First off I would like to thank each and everyone of the guys who came out
to fish with us. We appreciate your support very much. We had 32 teams brave the elements on Sunday too bad I forgot to pack for winter! Even with the bad weather plenty of fish were caught. We may be going to put on a fall event so stay tuned for further info. Here are the results for Sundays tournament.

1) Descerni/Descerni 5 fish 13.23 800.00
2) Provonazac/Provonazac 5 fish 12.48 500.00+2cd bb 85.00
3) Cooper/Link 5 fish 12.38 400.00 
4) Leppo/Corder 5 Fish 12.18 300.00
5) Clemmance/Clemmance 5 Fish 11.72 80.00+ 100.00 warrior 50.00 venom
6) Hoffman/Adragua 5 Fish 10.77 100.00 warrior 50.00 venom 
and 50.00 Fin Feather and fur
and 1st bb 240.00

Hope we ran a good tournament for all and hope to see everyone again soon.



Jami Norman


----------



## Nipididdee (Apr 19, 2004)

Congrats to all!

You two Jamies should know a weekend w/ a scheduled dobass event means nothing but wind-rain and snow 

I awoke at 10am Sunday- lunch with fam- Moggie by 2pm, I was ahead of schedule. My apologies for nothing less than sheer laziness and desires of sleep.

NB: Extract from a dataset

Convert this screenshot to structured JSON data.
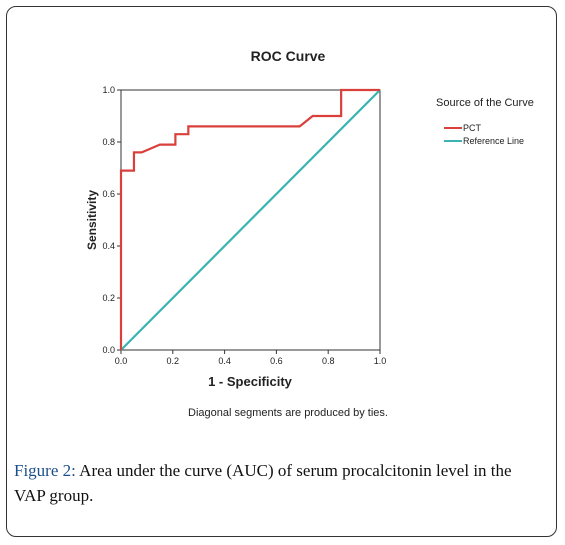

Glad to hear of the good turnout- I tried to DQ one of your guys pre-fishn' on Sat... 

nip


----------



## lakeslouie (Jan 11, 2006)

Man Gabe is on fire this Spring!!!
Congrats to all!


----------



## alumking (Feb 27, 2006)

I think we would have had 60 boats if the weather would have been nicer. Thanks for the DQ on our tournament crew I got a kick out of that. Just goes to show you are on the ball Rorey. Me and Jamie always look forward to your events in fact it is the high point of our year in Ohio keep up the good work. I have come to realize being a tournament director now that it is a ton of work that effects your fishing!


----------



## lakeslouie (Jan 11, 2006)

alumking said:


> I think we would have had 60 boats if the weather would have been nicer. Thanks for the DQ on our tournament crew I got a kick out of that. Just goes to show you are on the ball Rorey. Me and Jamie always look forward to your events in fact it is the high point of our year in Ohio keep up the good work. I have come to realize being a tournament director now that it is a ton of work that effects your fishing!


Amen! lol


----------